En commençant avec la vigne, Vitirover a pu éprouver sa technologie car il n’y a pas plus difficile comme terrain où des milliers de pieds de vignes constituent autant d’obstacles à l’hectare. Si aujourd’hui on n’est plus étonné de voir des robots tondeurs dans les jardins, cette technologie a mis du temps pour se développer au niveau industriel.

Soutenu par la Région Nouvelle Aquitaine et la BPI, Vitirover pourra en 2022 construire ses robots dans une nouvelle usine à Talence. Une usine dite du futur qui sera inaugurée au premier trimestre, sur le campus universitaire au siège de l’Ensam, l’École nationale supérieure d’arts et métiers dans le cadre d’un projet collaboratif mené avec ESI Groupe, le leader mondial des logiciels de crash test pour automobile et LGM Group, spécialisé dans l’ingénierie. La fabrication va s’accélérer pour une production d’une trentaine de robots par mois. 

Le modèle d’affaires de Vitirover ne prévoit toutefois pas la vente de ses robots mais vise plutôt la vente de service, nous explique Arnaud de la Fouchardière.

Les clients n’ont pas besoin d’investir dans le matériel.
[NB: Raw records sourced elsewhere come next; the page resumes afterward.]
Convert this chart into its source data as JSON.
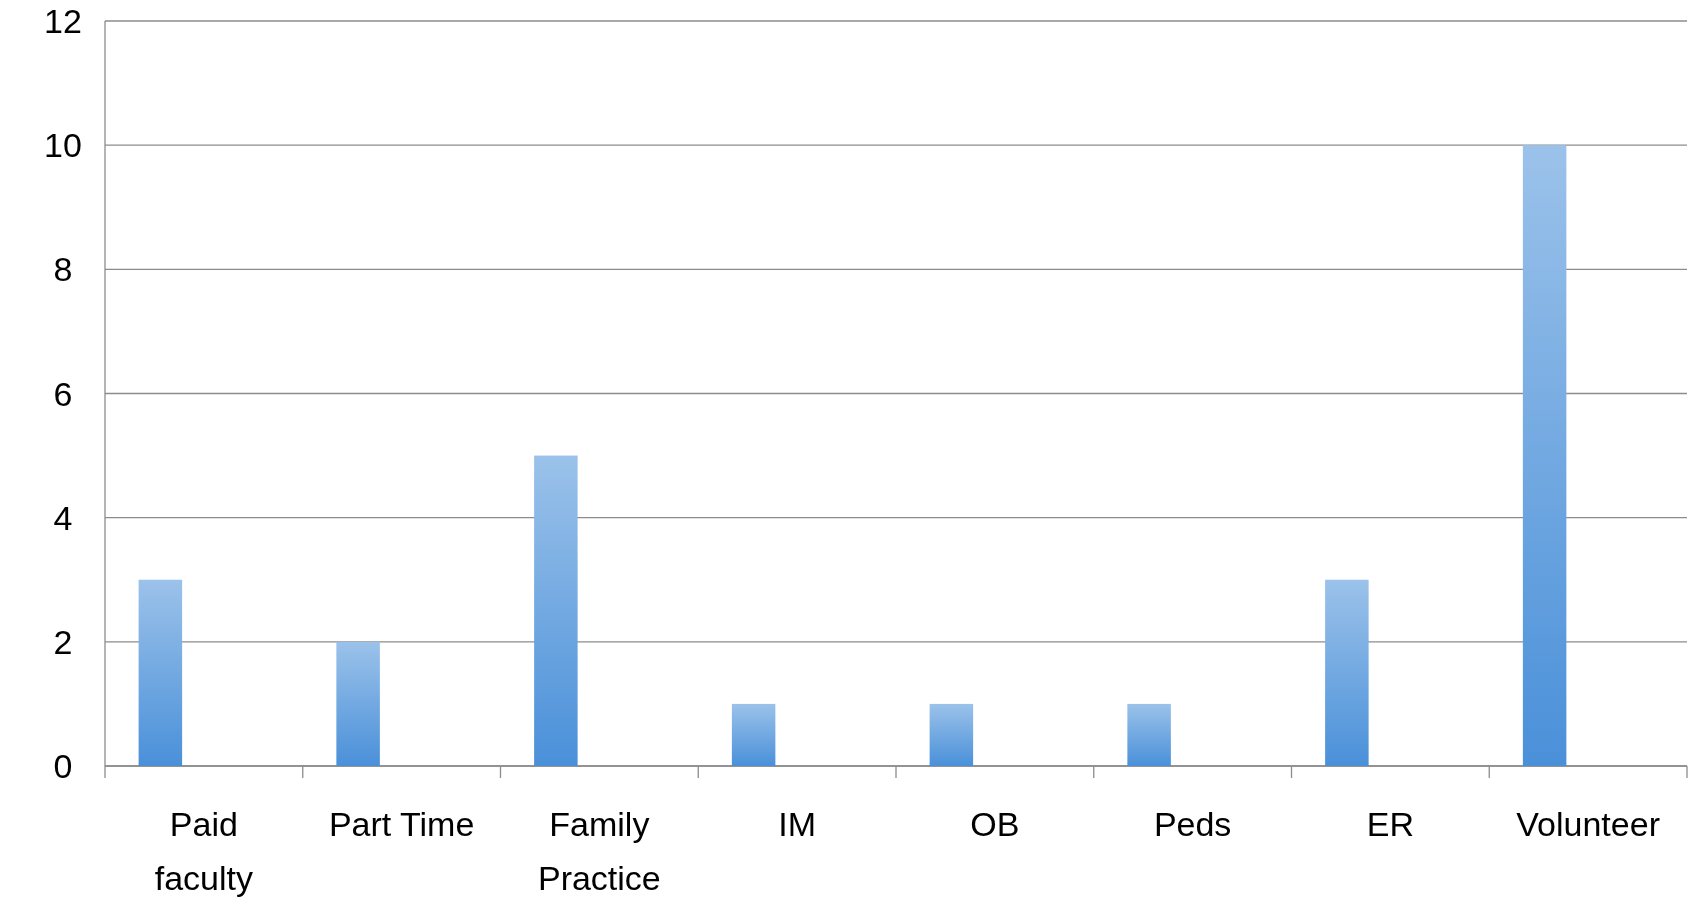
{
  "chart_data": {
    "type": "bar",
    "categories": [
      "Paid faculty",
      "Part Time",
      "Family Practice",
      "IM",
      "OB",
      "Peds",
      "ER",
      "Volunteer"
    ],
    "values": [
      3,
      2,
      5,
      1,
      1,
      1,
      3,
      10
    ],
    "color": "#4a90d9",
    "ylim": [
      0,
      12
    ],
    "yticks": [
      0,
      2,
      4,
      6,
      8,
      10,
      12
    ],
    "grid": "y"
  }
}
Nous vendons une prestation annuelle calculée par hectares entretenus. Chaque flotte de robots est sous la direction d’un "berger" qui s’occupera de programmer et surveiller les "troupeaux" et d’en assurer la maintenance.

La PME qui emploie aujourd’hui 14 salariés va pouvoir déployer sa technologie bien au-delà des vignobles. Elle compte déjà une vingtaine de clients en France, des vergers mais aussi des sociétés d’autoroute qui cherchent des solutions pour faucher les terre-pleins centraux, les Aéroports de Paris pour les abords des pistes tandis que de nombreux marchés s’ouvrent en Europe comme les centrales solaires en Espagne pour tondre sous les panneaux.

Dans sa prochaine phase de développement, le robot de Vitirover pourrait bien de devenir un outil précieux de collecte de données agronomiques et météorologiques grâce à des capteurs qui seront capables d’envoyer des informations sur le terrain en temps réels.  

Aussi sûr que l’herbe continuera de pousser, Vitirover a de belles perspectives d’avenir, un avenir où l’on chercherait à respecter les sols, réduire la pollution chimique de nos nappes phréatiques et ménager la santé de nos agriculteurs.